Metric changes should keep the registry, tests, and documentation aligned. The current registry contains 111 Tier 0 pure-function metrics across 17 domains; Tier 1-3 APIs and losses use separate patterns.

Choose the Tier¤

Tier Use when Typical location
Tier 0 pure function The metric is a stateless JAX function src/calibrax/metrics/functional/
Tier 1 frozen backbone The metric accumulates features from fixed pretrained weights src/calibrax/metrics/stateful/ or plugins/
Tier 2 learned metric The metric has trainable parameters src/calibrax/metrics/stateful/ or plugins/
Tier 3 metric learning The function is a differentiable training loss src/calibrax/metrics/learning/

Implementation Steps¤

  1. Add the implementation in the existing domain module, or create a focused module if the domain is new.
  2. Use JAX arrays and jax.numpy for numeric operations.
  3. Register Tier 0 functions with MetricEntry metadata in src/calibrax/metrics/_builtin_registrations.py or the local registration helper already used by the domain.
  4. Set the domain, direction, signature, required extra, and mathematical properties deliberately.
  5. Export the function from the relevant package __init__.py if neighboring metrics are exported there.
  6. Add unit tests for shape handling, edge cases, JIT compatibility when expected, and numerical behavior.
  7. Add numerical-equivalence tests against scikit-learn, SciPy, TorchMetrics, or a paper reference when a reliable implementation exists.
  8. Update user-guide and API docs when the metric changes public behavior.

Numerical Equivalence¤

Prefer reference-backed tests for standard metrics.

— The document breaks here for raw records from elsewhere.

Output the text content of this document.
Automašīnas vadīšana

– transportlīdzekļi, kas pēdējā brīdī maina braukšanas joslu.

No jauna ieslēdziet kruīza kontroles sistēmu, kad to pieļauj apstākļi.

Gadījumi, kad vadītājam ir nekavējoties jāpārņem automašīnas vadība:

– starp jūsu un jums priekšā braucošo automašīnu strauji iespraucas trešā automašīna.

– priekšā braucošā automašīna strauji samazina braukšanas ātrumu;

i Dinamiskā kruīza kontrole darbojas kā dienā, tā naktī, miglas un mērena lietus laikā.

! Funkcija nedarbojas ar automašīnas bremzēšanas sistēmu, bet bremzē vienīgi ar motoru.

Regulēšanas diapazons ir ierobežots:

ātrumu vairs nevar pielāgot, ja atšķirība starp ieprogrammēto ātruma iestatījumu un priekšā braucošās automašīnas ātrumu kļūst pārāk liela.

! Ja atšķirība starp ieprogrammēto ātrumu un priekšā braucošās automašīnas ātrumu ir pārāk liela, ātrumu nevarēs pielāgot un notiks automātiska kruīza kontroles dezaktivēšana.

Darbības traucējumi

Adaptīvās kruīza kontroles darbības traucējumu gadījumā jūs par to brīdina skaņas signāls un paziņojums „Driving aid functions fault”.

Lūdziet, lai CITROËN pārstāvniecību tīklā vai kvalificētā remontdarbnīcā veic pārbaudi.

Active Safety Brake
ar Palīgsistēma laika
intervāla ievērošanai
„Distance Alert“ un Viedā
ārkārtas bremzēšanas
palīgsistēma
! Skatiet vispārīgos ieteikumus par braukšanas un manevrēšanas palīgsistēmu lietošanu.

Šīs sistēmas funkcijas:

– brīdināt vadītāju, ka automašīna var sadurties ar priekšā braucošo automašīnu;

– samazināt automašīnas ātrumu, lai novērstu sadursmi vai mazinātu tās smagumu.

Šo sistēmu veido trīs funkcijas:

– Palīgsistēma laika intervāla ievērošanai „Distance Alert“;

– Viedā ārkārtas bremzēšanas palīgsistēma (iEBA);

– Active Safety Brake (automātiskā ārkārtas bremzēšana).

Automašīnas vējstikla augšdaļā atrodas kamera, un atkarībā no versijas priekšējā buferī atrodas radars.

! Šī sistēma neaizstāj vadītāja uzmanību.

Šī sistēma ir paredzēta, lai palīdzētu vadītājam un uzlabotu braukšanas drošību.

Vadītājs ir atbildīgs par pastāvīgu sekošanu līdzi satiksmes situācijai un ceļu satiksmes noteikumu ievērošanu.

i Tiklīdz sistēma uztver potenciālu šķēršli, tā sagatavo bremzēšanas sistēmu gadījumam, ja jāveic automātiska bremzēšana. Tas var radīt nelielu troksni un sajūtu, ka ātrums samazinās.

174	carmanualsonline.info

The baseline pattern is:

import numpy as np

ABS_TOL = 1e-6

def assert_close(actual, expected):
    np.testing.assert_allclose(float(actual), float(expected), atol=ABS_TOL)

Use deterministic arrays and document any semantic differences from the reference library, such as label averaging, zero-division handling, smoothing, or log base.

Required Checks¤

source activate.sh
uv run pytest tests/metrics/ -v
uv run pytest
uv run pre-commit run --all-files
uv run mkdocs build --strict --clean

If the targeted test run uses repository-wide coverage options, add --no-cov for quick local iteration and rely on the full uv run pytest command for the coverage gate.